Я была поражена услышанным. Бедный Валера, как же мне его было жаль. И умен, и красив, и при хорошей должности. А вот в одном не повезло — и личная жизнь рассыпалась.
— Прости, Валера, я тебя очень люблю, но повторюсь: только как друга.
— Иного я и не ожидал. Ладно, можно мне хотя бы приходить к тебе? Ну, на правах друга?
— На правах друга — да.
На что я надеялась, спросите вы, когда отказывала такому замечательному человеку? На себя. И на помощь папы. Я понимала, что будет трудно, очень трудно, но жить с человеком, которого не люблю, не смогу все равно. Мне нужен был один — тот, единственный, до чертиков нужен. Но ровно на столько же я не хотела его видеть, понимая, что рано или поздно снова обманет, предаст. Поет он хорошо, а лжет еще лучше.

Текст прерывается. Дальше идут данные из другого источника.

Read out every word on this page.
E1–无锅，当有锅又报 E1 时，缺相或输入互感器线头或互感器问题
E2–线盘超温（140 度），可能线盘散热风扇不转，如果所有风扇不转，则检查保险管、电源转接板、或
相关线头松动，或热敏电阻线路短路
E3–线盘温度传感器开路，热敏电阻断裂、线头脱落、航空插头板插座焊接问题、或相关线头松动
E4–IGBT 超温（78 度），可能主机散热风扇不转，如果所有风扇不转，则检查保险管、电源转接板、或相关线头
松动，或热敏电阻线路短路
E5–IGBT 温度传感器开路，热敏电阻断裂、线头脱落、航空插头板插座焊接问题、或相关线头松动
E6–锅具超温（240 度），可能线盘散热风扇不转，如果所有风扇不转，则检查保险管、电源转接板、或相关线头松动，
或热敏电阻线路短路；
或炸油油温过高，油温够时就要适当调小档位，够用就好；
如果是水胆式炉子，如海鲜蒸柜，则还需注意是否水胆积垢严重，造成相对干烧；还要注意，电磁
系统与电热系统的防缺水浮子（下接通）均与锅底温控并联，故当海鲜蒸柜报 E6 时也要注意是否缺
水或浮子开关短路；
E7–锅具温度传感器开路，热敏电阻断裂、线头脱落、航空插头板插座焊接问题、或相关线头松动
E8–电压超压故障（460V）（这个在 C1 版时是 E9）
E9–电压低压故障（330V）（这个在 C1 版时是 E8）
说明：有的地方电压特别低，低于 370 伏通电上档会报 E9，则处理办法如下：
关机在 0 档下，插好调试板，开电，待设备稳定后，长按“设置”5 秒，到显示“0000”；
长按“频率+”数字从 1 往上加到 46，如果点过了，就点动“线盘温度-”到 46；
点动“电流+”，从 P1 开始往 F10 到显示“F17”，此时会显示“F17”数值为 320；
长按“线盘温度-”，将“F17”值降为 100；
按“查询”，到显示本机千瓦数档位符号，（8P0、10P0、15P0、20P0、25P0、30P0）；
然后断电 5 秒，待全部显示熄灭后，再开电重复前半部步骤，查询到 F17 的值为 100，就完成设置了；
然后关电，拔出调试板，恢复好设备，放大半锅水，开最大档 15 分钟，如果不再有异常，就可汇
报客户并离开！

Первое время о Саше и Кутусове я не интересовалась: так спокойней жить. Ванька тоже не донимал расспросами: ждал указаний от «коуча». Но однажды декабрьским днем, пройдясь по соцсетям, я увидела на страничке Мошкиной свадебные фотографии. Вот Сашка стоит, тесно прижавшись к Стасу, вот он держит ее на руках, вот молодожены в компании гостей. Сашка везде улыбается, что называется, глаза светятся счастьем. Стас везде, кроме одной фотографии, угрюм. Почему-то у Мошкиной, хотя, наверное, уже Кутусовой, совсем незаметен живот. Это у нее конституция такая? Может, покрой платья скрывает интересное положение? Меня же разносило, кажется, не по дням, а по часам. Папа шутил, глядя на меня: «Ждем богатыря», но я уже знала, что будет богатырша.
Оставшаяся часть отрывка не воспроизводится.